7 thoughts on “Secret Agent Man, Redux”

  1. Thanks for the post Marc. I can’t help thinking that the NSA revelations have done irrevocable damage in this regard. As you say, who is to know if organisational phone lines and servers have been tapped? If millions of ordinary citizens in Spain, Germany, USA etc, are being monitored, one can assume that given the nature of humanitarian work, that it’s only a matter of time until employees find their way onto one of those lists. What’s perhaps more frightening is the powerlessness to do anything about it. If a stern phonecall with Obama is the only option available to European ‘superpowers’, what hope for the rest of us?

  2. Humanitarians have to get much more serious about encryption, surely. If we can be experts in practicing medicine with few resources, extending supply chains into the back of beyond, and making muddy water drinkable, perhaps we can do the same with finding ways to avoid being unwitting spooks. Maybe we need a bit more tradecraft in humanitarian work?

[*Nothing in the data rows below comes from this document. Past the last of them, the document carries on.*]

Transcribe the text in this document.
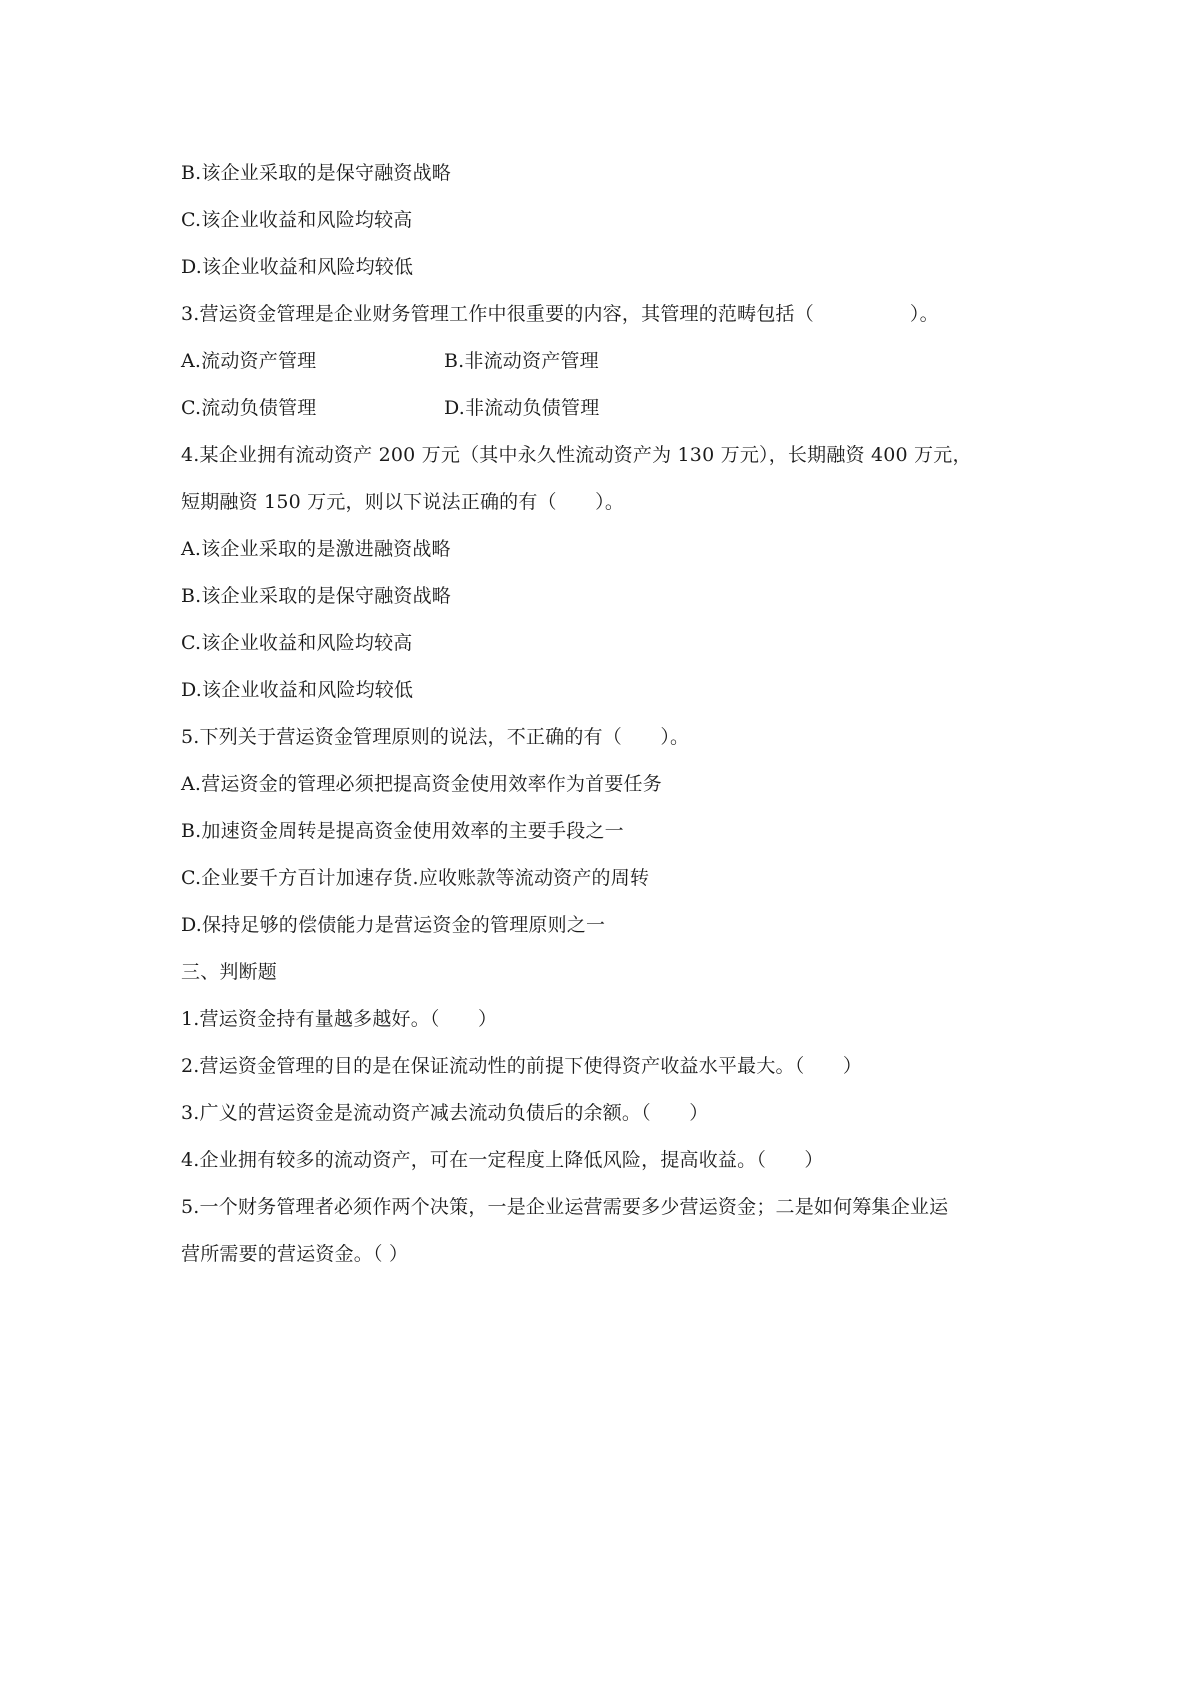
B.该企业采取的是保守融资战略
C.该企业收益和风险均较高
D.该企业收益和风险均较低
3.营运资金管理是企业财务管理工作中很重要的内容，其管理的范畴包括（　　　　　）。
A.流动资产管理	B.非流动资产管理
C.流动负债管理	D.非流动负债管理
4.某企业拥有流动资产 200 万元（其中永久性流动资产为 130 万元），长期融资 400 万元，
短期融资 150 万元，则以下说法正确的有（　　）。
A.该企业采取的是激进融资战略
B.该企业采取的是保守融资战略
C.该企业收益和风险均较高
D.该企业收益和风险均较低
5.下列关于营运资金管理原则的说法，不正确的有（　　）。
A.营运资金的管理必须把提高资金使用效率作为首要任务
B.加速资金周转是提高资金使用效率的主要手段之一
C.企业要千方百计加速存货.应收账款等流动资产的周转
D.保持足够的偿债能力是营运资金的管理原则之一
三、判断题
1.营运资金持有量越多越好。（　　）
2.营运资金管理的目的是在保证流动性的前提下使得资产收益水平最大。（　　）
3.广义的营运资金是流动资产减去流动负债后的余额。（　　）
4.企业拥有较多的流动资产，可在一定程度上降低风险，提高收益。（　　）
5.一个财务管理者必须作两个决策，一是企业运营需要多少营运资金；二是如何筹集企业运
营所需要的营运资金。（ ）
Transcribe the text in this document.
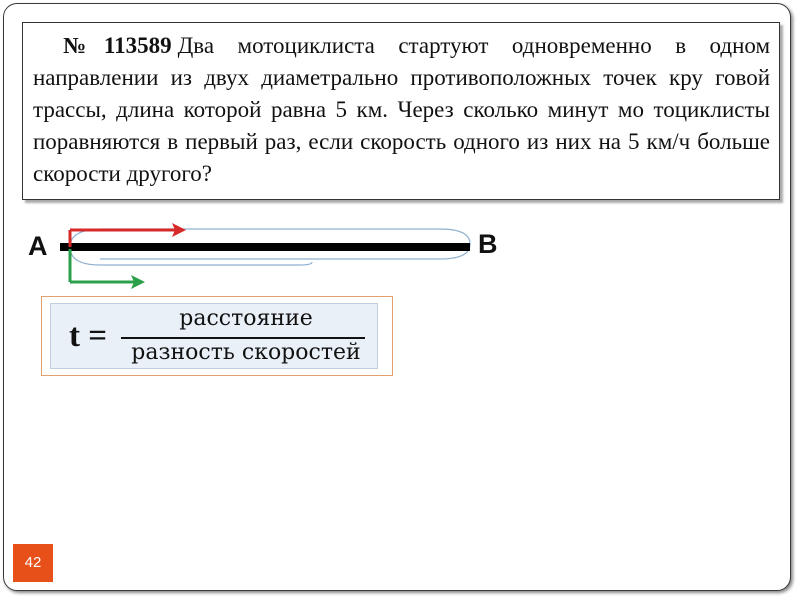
№113589 Два мотоциклиста стартуют одновременно в одном направлении из двух диаметрально противоположных точек кру говой трассы, длина которой равна 5 км. Через сколько минут мо тоциклисты поравняются в первый раз, если скорость одного из них на 5 км/ч больше скорости другого?

А	В
t =	расстояние
разность скоростей
42
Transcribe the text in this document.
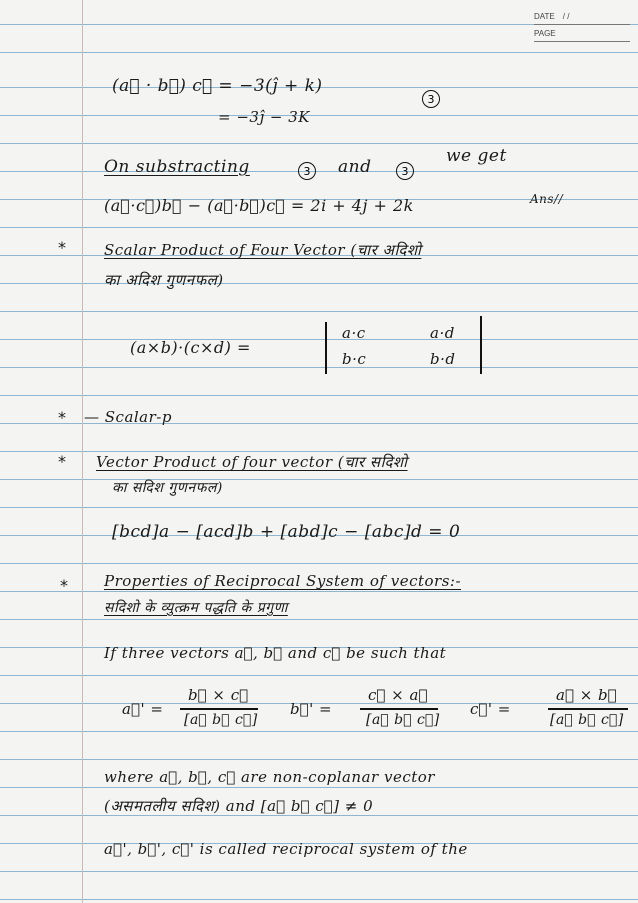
DATE / /
PAGE
(a⃗ · b⃗) c⃗ = −3(ĵ + k)
3
= −3ĵ − 3K
On substracting	3	and	3
we get
(a⃗·c⃗)b⃗ − (a⃗·b⃗)c⃗ = 2i + 4j + 2k	Ans//
*	Scalar Product of Four Vector (चार अदिशो
का अदिश गुणनफल)
(a×b)·(c×d) =
a·c	a·d
b·c	b·d
* — Scalar-p
* Vector Product of four vector (चार सदिशो
का सदिश गुणनफल)
[bcd]a − [acd]b + [abd]c − [abc]d = 0
* Properties of Reciprocal System of vectors:-
सदिशो के व्युत्क्रम पद्धति के प्रगुणा
If three vectors a⃗, b⃗ and c⃗ be such that
a⃗' =
b⃗ × c⃗
[a⃗ b⃗ c⃗]
b⃗' =
c⃗ × a⃗
[a⃗ b⃗ c⃗]
c⃗' =
a⃗ × b⃗
[a⃗ b⃗ c⃗]
where a⃗, b⃗, c⃗ are non-coplanar vector
(असमतलीय सदिश) and [a⃗ b⃗ c⃗] ≠ 0
a⃗', b⃗', c⃗' is called reciprocal system of the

    1. We can certainly accept more responsibility in this regard. For instance, why isn’t it part of best practice guidelines to vet new employees more diligently? Or to have bans on hiring people who served in the military over the previous five years.

      Externally, why not call for governments, like the USG, to pass a law which makes it illegal for spy agencies to place people inside humanitarian NGOs. It may not stop the practice, but it’s something to negotiate with…

      1. Interesting. But is ex-military the single greatest occupational ‘red flag’ regarding espionage? What about the politicians? MSF distancing itself from Kouchner following his claim that the French government were obtaining information from MSF and MdM was a clear attempt to diminish suspicions.

        Again with David Miliband on Radio 4 this morning – Humphreys asked, ‘I know you’re no longer Foreign Secretary, but if you were…’ It would take some work to convince many beneficiaries that Miliband – given his strong history in politics – no longer has government ties.

        Central to this is the fact that the privileges granted to humanitarian organisations pose a strategic advantage to those with less than humanitarian objectives. Given that you cannot ‘copyright’ the act of humanitarianism, it seems that agencies are restricted to a reactive existence – military agency launches operations, humanitarian agencies have to change their field strategies and issue global press releases; Foreign Secretary makes comments re. value of agencies for intelligence gathering, humanitarianism have to distance themselves further…

        1. Agree completely on the risks posed by ex-political officials. Probably fine for development agencies, but it does not work for humanitarianism. That said, I doubt they pose much risk for spying in the way this blogpost highlights. As for Miliband, check out MSF’s Michiel Hofman’s piece: http://bit.ly/1h3JgmD

  3. It is kind of glamorous to get back to exchanging sensitive information during a walk in the parc, and may lead us to more human interation, less emails in our boxes, and Idevices that actually work after having been cleaned up of all useless encryption softwares our in-house ITs stuffed them with.